With reference to Ethereum and Ethereum Classic, there was Initially just one cryptocurrency – Ethereum. A series of events occurred which led to a split or fork of the blockchain on which the cryptocurrency was programmed and two different cryptocurrencies emerged – Ethereum and Ethereum Classic. We discuss the interesting sequence of events below.
The entire Ethereum network operates on the basis of smart contracts. These are automated contracts that help you exchange money, property, shares, or anything of value in a transparent, conflict-free way while avoiding the services of a middleman or a centralized third party. For this, DAO (Decentralized Autonomous Organization) was created on the Ethereum blockchain, a complex, smart contract which revolutionized Ethereum forever. It basically decentralized venture capital funding that was going to fund all future decentralized applications (DAPPS) made in the Ethereum blockchain.
The way it worked was pretty straightforward. If you wanted to have any say in the DAPPS that would get funded, then you would have to buy DAO Tokens for a certain amount of Ethereum. The DAO tokens were indicators that you would now officially be part of the DAO system.
The potential of The DAO and the flexibility, control and complete transparency that it offered was unprecedented, people leaped to get their share of the pie and within 28 days of its formation, it accumulated over $150 million worth of Ethereum in a crowd sale. At that time, 14% of all Ethereum tokens had been issued.
You might be wondering: “That’s all good and well, but how does one get out of The DAO? What if a DAPP gets approved that you are not a huge fan of, how do you opt out of The DAO then?” To enable this, an exit door was created called the Split Function. Using this function, you would get back the Ethereum you had invested.
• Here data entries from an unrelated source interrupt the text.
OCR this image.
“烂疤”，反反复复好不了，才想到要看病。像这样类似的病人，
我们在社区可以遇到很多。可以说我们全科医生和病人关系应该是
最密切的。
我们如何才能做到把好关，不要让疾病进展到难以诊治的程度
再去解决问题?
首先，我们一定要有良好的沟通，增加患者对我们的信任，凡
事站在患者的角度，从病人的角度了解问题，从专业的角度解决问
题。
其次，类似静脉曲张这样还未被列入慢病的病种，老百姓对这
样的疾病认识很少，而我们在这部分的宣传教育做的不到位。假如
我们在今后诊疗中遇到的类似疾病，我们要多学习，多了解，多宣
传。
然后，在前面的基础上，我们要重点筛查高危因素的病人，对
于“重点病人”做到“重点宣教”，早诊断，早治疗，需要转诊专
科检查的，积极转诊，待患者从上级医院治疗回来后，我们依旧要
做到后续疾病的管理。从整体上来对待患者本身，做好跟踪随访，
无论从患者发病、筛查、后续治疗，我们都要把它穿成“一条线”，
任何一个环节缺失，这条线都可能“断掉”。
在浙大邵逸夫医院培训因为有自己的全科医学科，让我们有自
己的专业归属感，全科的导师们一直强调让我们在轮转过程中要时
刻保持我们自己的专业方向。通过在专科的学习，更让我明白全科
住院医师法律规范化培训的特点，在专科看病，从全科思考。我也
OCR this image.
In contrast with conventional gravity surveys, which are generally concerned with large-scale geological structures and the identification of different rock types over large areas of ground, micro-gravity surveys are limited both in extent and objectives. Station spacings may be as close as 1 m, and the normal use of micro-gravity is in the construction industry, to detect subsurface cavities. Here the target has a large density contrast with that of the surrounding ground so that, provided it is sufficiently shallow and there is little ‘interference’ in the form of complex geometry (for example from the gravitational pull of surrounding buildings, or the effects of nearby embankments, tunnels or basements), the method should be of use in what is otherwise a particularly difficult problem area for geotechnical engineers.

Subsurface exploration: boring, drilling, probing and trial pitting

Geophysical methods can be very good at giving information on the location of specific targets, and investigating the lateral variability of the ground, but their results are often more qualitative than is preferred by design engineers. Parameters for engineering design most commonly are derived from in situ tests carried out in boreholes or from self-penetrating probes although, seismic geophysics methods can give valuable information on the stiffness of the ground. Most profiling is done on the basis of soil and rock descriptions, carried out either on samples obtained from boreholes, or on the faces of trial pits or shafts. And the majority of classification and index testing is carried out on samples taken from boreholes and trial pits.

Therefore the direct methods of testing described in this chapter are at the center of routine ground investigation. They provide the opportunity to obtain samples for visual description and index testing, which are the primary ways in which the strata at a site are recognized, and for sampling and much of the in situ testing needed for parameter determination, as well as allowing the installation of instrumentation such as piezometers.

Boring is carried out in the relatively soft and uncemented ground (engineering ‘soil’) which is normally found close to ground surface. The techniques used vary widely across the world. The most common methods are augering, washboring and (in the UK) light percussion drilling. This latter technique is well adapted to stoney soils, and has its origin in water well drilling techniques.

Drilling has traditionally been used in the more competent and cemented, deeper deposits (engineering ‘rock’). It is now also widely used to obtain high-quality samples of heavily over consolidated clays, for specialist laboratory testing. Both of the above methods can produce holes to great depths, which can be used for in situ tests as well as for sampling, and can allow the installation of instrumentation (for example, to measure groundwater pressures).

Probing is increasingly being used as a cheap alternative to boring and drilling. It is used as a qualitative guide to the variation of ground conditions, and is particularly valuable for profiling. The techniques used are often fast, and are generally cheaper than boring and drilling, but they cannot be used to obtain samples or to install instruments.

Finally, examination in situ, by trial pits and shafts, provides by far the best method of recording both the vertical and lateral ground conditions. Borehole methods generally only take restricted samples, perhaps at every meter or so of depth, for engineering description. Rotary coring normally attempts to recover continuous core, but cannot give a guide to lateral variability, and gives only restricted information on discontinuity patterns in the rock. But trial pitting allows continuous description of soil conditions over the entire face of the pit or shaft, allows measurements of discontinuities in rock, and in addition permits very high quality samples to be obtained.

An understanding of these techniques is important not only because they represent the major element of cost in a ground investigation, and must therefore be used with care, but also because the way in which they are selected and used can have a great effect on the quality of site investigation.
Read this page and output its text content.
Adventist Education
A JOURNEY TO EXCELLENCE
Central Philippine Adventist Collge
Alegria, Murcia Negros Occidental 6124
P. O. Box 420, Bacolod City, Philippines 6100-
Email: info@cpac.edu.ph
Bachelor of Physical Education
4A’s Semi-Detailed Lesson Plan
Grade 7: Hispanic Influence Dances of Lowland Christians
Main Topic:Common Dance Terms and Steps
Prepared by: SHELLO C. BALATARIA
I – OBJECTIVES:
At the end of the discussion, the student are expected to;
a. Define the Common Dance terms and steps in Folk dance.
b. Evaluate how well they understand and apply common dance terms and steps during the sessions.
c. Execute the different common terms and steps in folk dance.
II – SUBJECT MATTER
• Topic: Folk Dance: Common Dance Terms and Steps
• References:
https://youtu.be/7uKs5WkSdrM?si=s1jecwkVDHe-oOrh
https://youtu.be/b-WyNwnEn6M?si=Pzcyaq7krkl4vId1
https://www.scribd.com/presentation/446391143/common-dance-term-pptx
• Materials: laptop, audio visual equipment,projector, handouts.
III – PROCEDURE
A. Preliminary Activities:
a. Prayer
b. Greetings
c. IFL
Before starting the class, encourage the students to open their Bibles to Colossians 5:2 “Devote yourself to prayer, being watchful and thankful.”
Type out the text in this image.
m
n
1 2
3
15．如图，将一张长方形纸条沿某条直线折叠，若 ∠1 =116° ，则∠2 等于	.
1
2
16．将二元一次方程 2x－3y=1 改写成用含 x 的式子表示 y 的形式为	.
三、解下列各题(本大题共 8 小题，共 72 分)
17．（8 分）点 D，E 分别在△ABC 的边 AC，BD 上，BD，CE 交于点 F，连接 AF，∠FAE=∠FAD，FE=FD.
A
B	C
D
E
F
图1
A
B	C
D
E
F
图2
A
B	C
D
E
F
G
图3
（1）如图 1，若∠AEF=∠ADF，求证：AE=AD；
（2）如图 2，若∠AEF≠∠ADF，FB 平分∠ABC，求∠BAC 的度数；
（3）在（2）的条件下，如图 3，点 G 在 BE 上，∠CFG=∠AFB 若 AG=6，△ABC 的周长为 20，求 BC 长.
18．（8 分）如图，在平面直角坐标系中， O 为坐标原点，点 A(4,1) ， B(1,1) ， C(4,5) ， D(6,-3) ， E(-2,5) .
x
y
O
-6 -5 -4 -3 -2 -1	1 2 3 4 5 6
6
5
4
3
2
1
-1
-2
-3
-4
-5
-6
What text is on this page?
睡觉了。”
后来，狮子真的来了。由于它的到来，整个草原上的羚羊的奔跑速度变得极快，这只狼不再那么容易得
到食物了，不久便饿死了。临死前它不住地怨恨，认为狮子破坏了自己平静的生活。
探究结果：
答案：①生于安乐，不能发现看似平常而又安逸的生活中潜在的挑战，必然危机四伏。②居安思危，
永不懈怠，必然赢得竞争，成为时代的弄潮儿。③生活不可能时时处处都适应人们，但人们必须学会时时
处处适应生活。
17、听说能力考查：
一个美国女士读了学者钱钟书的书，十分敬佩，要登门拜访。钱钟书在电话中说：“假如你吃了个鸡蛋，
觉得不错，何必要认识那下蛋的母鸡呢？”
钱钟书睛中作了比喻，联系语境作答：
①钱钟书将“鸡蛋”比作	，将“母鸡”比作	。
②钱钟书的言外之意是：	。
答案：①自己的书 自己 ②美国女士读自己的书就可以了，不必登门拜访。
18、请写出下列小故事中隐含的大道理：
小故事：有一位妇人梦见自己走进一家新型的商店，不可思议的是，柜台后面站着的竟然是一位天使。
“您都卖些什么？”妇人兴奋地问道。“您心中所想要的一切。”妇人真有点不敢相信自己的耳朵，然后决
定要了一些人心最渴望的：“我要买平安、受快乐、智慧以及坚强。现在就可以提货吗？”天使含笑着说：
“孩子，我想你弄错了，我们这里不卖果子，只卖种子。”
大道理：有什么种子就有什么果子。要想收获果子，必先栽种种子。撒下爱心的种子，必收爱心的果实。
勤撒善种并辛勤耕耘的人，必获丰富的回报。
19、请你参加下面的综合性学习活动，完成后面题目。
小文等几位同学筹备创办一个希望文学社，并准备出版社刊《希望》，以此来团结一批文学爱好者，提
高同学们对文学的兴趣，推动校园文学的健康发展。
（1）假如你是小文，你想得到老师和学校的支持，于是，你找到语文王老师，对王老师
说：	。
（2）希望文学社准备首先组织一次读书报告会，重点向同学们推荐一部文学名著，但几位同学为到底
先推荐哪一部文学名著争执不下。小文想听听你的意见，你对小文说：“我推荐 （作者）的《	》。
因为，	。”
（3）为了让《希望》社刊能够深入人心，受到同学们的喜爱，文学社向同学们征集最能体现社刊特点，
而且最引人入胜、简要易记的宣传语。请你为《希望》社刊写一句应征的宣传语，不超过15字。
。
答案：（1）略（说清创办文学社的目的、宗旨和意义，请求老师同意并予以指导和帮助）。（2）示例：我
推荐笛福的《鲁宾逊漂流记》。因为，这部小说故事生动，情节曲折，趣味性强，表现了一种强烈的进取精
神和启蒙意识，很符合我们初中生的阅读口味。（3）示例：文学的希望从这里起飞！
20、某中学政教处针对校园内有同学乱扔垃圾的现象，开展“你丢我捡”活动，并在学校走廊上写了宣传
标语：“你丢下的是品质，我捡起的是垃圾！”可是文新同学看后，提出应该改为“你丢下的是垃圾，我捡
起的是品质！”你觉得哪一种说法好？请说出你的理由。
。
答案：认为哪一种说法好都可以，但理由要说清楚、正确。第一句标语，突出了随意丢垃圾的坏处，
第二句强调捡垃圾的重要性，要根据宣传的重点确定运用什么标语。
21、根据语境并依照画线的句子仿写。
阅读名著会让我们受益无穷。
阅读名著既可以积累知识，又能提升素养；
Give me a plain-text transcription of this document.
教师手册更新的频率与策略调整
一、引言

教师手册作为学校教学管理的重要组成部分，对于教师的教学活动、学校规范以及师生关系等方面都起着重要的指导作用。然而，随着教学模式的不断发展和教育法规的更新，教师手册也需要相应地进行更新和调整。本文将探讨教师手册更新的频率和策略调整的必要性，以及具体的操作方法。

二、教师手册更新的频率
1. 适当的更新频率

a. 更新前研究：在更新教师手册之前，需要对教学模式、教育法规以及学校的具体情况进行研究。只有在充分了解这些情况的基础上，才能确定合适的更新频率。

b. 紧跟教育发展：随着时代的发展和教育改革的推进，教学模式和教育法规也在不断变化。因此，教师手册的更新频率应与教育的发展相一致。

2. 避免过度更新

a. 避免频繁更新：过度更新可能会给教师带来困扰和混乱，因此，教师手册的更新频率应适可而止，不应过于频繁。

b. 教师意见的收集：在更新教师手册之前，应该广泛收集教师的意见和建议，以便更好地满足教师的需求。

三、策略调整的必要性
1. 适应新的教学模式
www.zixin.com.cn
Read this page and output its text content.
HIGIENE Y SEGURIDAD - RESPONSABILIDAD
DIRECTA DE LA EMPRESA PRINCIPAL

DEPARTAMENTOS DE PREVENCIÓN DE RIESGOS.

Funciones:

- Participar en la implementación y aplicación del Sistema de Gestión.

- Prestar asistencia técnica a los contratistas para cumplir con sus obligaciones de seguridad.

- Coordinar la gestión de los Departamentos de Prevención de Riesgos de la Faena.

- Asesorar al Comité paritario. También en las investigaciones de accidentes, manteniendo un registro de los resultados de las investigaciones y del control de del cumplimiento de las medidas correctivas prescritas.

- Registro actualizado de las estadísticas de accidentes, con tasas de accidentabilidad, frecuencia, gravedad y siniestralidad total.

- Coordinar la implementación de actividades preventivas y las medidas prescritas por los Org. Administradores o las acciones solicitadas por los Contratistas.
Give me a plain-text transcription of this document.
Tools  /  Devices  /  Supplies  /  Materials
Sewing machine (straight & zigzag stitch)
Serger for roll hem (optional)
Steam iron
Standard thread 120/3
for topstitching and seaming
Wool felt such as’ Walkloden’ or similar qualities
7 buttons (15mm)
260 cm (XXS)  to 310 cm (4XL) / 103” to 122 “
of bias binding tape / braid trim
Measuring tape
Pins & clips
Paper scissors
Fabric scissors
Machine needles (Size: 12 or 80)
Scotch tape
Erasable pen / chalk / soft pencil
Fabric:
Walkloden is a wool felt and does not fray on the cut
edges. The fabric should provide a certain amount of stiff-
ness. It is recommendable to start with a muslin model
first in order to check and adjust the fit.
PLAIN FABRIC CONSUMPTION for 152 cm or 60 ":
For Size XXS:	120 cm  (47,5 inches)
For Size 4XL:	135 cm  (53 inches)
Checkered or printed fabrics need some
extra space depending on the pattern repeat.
At the time, there was one condition in the DAO contract. After splitting off from The DAO you would have to hold onto your Ethereum for 28 days before you could spend them. So everything looked fine until people spotted a possible loophole and pointed it out. The DAO creators however offered their assurance that this would not be a big issue. As it turned out a scam took place and a total of 3.6m Ether (worth around $70M at the time) was drained by a hacker. This was the storm that split Ethereum into Ethereum and Ethereum Classic.
It is important to understand that the bug that led to the attack did not come from Ethereum itself, but from The DAO that was built on Ethereum. As the hacker paused for a while, the Ethereum community and team quickly took control of the situation and presented multiple proposals to deal with the exploit.
The proposals presented were Soft Fork and Hard Fork. Soft Fork is an update on the Ethereum blockchain that is backward compatible. In other words you can upgrade your blockchain and still interact with users of the older version. The idea was to completely lock down the Ethereum that was stolen by the hacker by ignoring and segregating any blocks that contained a transaction which would help the hacker move around their stolen Ethereum.
This seemed like a great plan and the majority of the Ethereum community supported it, but then another problem surfaced, a problem which brought the entire community to face another predicament. Implementing a Soft Fork would result in a “Denial Of Service” (DoS) attack vector that would still allow a hacker to have his way around the Ethereum in the long run.
This was then discarded for the Hard Fork, the only difference between the Soft Fork and the Hard Fork, that the Hard Fork is not backward compatible. This meant that once the block had been upgraded, the hacker would not be able to find his way around the Ethereum, ensuring a safe community.
To explain, the Hard Fork is a branch that separates from the main block chain at a particular point. Up until that point (that is, block 1,920,000) the old chain and the new chain is the same, but immediately after the Hard Fork, the two chains become completely different entities. The new chain was named “Ethereum” or “ETH” for short.
The Hard Fork was mainly formed to refund all the money that had been taken during the hack, this was done via a refund smart contract which had the sole function to withdraw. So, for every 100 DAO, 1 ETH would be given to the DAO token holders. This proposal caused a huge controversy and split in the community which meant those against the Hard Fork remained in the old blockchain naming it “Ethereum Classic” or “ETC.”